生前の相続対策~葬儀費用などの確保

よくわかる相続と遺言書のマニュアル~埼玉県川越市の行政書士鈴木法務事務所

被相続人(亡くなった方)名義の預貯金口座は、一般的に相続人が銀行に知らせることで凍結されます。

ですから、基本的に相続人が銀行等に知らせない限り、口座は凍結されません。

しかし、金融機関の営業担当などがお通夜や葬儀などを確認した場合や、顧客などから死亡したことを知らされるなど、何らかの形で金融機関が死亡したことを知ることになると、相続人が知らせる前に口座が凍結されることがあります。

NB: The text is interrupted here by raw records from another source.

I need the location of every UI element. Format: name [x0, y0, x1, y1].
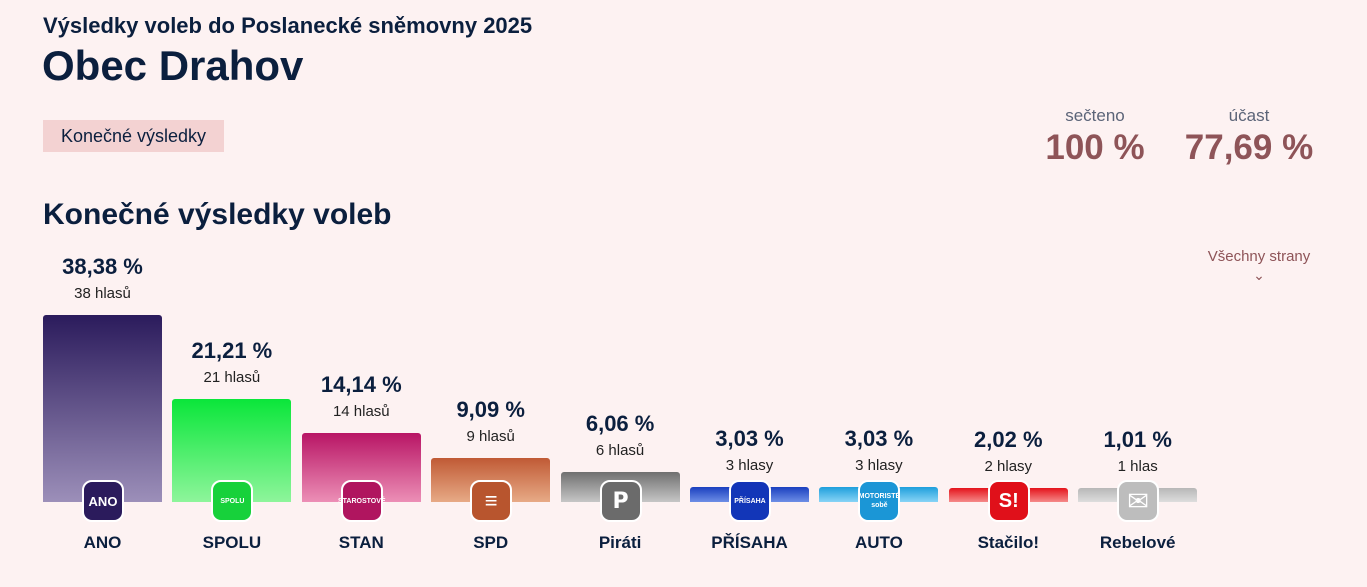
party-logo-icon: STAROSTOVÉ	[338, 480, 386, 522]
counted-label: sečteno	[1065, 106, 1125, 125]
bar-value-label: 21,21 %	[191, 337, 273, 363]
party-name: Rebelové	[1099, 533, 1176, 552]
bar-value-label: 3,03 %	[844, 426, 914, 452]
party-logo-icon: P	[599, 480, 642, 522]
bar-group[interactable]: 2,02 % 2 hlasy S! Stačilo!	[948, 240, 1068, 587]
bar-votes-label: 3 hlasy	[725, 457, 774, 475]
bar-votes-label: 38 hlasů	[74, 285, 131, 302]
results-bar-chart: 38,38 % 38 hlasů ANO ANO 21,21 % 21 hlasů SPOL…	[0, 240, 1367, 587]
party-name: SPOLU	[202, 533, 262, 552]
party-logo-icon: SPOLU	[211, 480, 254, 522]
party-name: ANO	[83, 533, 122, 552]
bar-votes-label: 6 hlasů	[595, 442, 645, 460]
page-title: Obec Drahov	[42, 42, 304, 89]
bar-value-label: 1,01 %	[1103, 427, 1172, 452]
bar-votes-label: 21 hlasů	[203, 368, 261, 386]
party-name: STAN	[338, 533, 384, 552]
bar-votes-label: 9 hlasů	[466, 427, 515, 445]
party-logo-icon: ANO	[82, 480, 124, 522]
bar-value-label: 6,06 %	[585, 411, 655, 437]
bar-group[interactable]: 21,21 % 21 hlasů SPOLU SPOLU	[172, 240, 292, 587]
party-name: Piráti	[598, 533, 642, 552]
bar-votes-label: 14 hlasů	[332, 403, 390, 421]
bar-group[interactable]: 1,01 % 1 hlas ✉ Rebelové	[1078, 240, 1198, 587]
section-title: Konečné výsledky voleb	[43, 198, 392, 231]
bar-group[interactable]: 38,38 % 38 hlasů ANO ANO	[43, 240, 162, 587]
counted-value: 100 %	[1045, 128, 1145, 167]
bar-group[interactable]: 6,06 % 6 hlasů P Piráti	[560, 240, 680, 587]
chevron-down-icon: ⌄	[1253, 267, 1265, 283]
party-name: SPD	[473, 533, 509, 552]
page-supertitle: Výsledky voleb do Poslanecké sněmovny 20…	[43, 13, 533, 38]
bar-votes-label: 1 hlas	[1117, 458, 1158, 475]
bar-votes-label: 3 hlasy	[855, 457, 903, 475]
bar[interactable]	[43, 315, 162, 502]
bar-group[interactable]: 14,14 % 14 hlasů STAROSTOVÉ STAN	[301, 240, 421, 587]
bar-group[interactable]: 3,03 % 3 hlasy PŘÍSAHA PŘÍSAHA	[690, 240, 809, 587]
party-logo-icon: PŘÍSAHA	[729, 480, 771, 522]
bar-value-label: 38,38 %	[62, 254, 143, 279]
party-name: Stačilo!	[977, 533, 1039, 552]
party-logo-icon: ✉	[1117, 480, 1160, 522]
party-logo-icon: S!	[987, 480, 1030, 522]
bar-value-label: 9,09 %	[456, 396, 525, 422]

また、地方などでは新聞のお悔やみ欄に亡くなった方が掲載されますので、それを確認した金融機関が口座を凍結するケースもあります。

そうしたときに困るのは、お通夜や葬儀費用など、すぐに現金が必要となる場合です。

生前にできる葬儀費用などの対策

被相続人が亡くなり、万一すぐに口座が凍結されてしまった場合に備えるためには、主に以下のような対策が考えられます。

葬儀業者のサービスや共済・互助会などへの加入

葬儀業者の中には、あらかじめ葬儀費用を積み立てるサービスを行っているところもあります。

また、共済や互助会といったものに加入しておくことで、相続人の負担が少なくなります。

ただし、払い戻される費用はあくまでも一定額なので、葬儀の大きさなどによっては、相続人の負担も大きくなることがあるので注意しましょう。

生命保険への加入

生前に生命保険に加入しておき、相続人を死亡保険金の受取人に指定しておくことで、葬儀費用などをまかなうことができます。

一般的な生命保険であれば比較的簡易な手続きで、まとまった保険金を受け取ることができるため、生前の葬儀費用対策としてはお勧めの方法です。

生前に葬儀費用などを相続人に渡しておく

葬儀費用などを確保しておける、一番簡単な方法です。

ただし、金額によっては相続人への贈与とみなされ、税務署に指摘されてしまうリスクが伴います。

この方法をとる場合には必ず書面を作成し、相続に詳しい行政書士など書類作成の専門家に相談することをお勧めします。

信託銀行のサービスを利用する

信託銀行に一定額を預けておくことで、亡くなった後に契約上で指定された人が引き出すことができるサービスがあります。

信託財産は相続財産と切り離すことができ、比較的簡単な手続きで引き出すことが可能となります。

できれば生前に相続人と話し合っておく

相続というのは、事前にしっかりと準備を行っておけば、それだけ相続人の負担が少なくなります。

何も対策をしていないと、相続人が大変な思いをすることにもなりかねません。

そのようなことにならないよう、生前から十分に対策を行ったうえで、相続人となる家族とよく話し合っておくことも必要です。